5 Jul 2001

Happy fourth. The American posse in the office managed to pull together a pretty astounding barbecue on our back balcony. Budweiser, Oscar Meyer hot dogs and watermelon were hunted down and found in odd corners of London and brought to bucolic Queen's Park to do more celebration for America's independence from our own host country. Ironic, no? But we had a great time sitting in the sunshine on a precious mild evening shooting the breeze. It could have been Nantucket or Fresno or Cincinnati with the ringing American voices and Budweiser beer. I spent the afternoon making potato salad (negotiating a lack of french mustard and dill pickles with suitable English replacements) in a steaming hot kitchen.



We talked about how living here has changed what some of us think of ourselves as Americans. It's easy to be critical -- moments on the Tube when you've heard and spotted the loud American tourists spritzing in their tourist gear trying to negotiated the proper pronounciation for Leicester Square and criticisng the food, the trains, the British, or the prices. You hide deeper into yourself hoping no one else realises your American and join the group sneering wishing they would get off, disappear, or at the very least shut up. It's easy to see the reflection of America across an international landscape and the truths that spotlight the stereotypes.

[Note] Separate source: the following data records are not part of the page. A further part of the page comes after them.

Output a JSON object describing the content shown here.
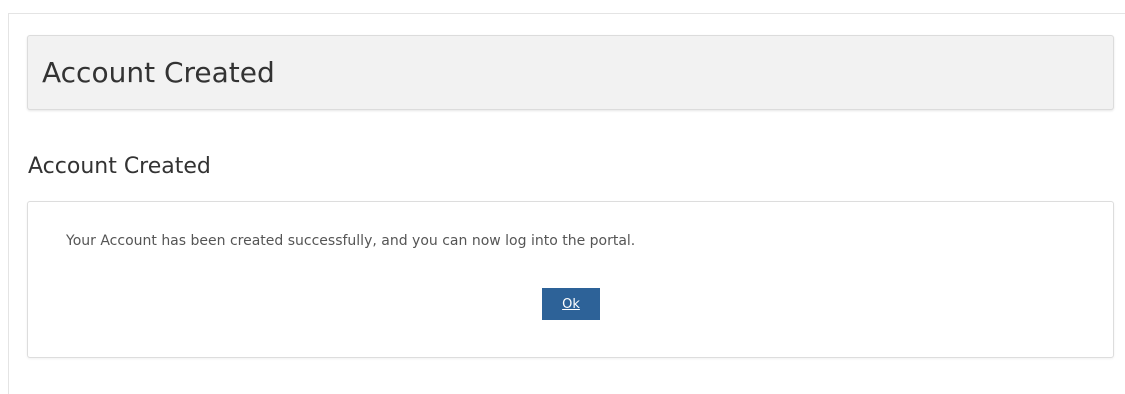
{
  "header": {
    "title": "Account Created"
  },
  "section": {
    "heading": "Account Created"
  },
  "panel": {
    "message": "Your Account has been created successfully, and you can now log into the portal.",
    "ok_label": "Ok"
  },
  "colors": {
    "button_background": "#2d6298",
    "header_background": "#f2f2f2",
    "text": "#333333"
  }
}
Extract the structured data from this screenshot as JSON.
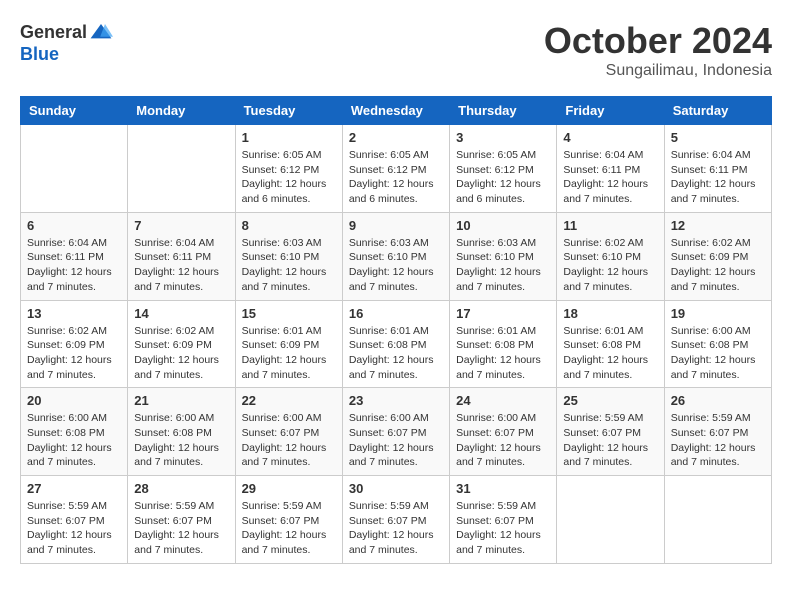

But it also fundamentally changed my critical view of America. I was a cynic in my own homeland painting wide strokes across people, ideas, and regions and not seeing were foundations were strong and were intentions were good. Having a place to have one's own identity mirrored back to one is a healthy, chilling thing. I can respect it more, especially as I'm fortunate enough to be away from it, but can also clearly see the good and bad bits of it I took inside of myself -- the belief in the individual, the centrist view of the world, the materialism. I'm still horrified about the death penalty, America's actions towards China and the backhanded condescension of the President. There is, however, a bit of me that grows in pride.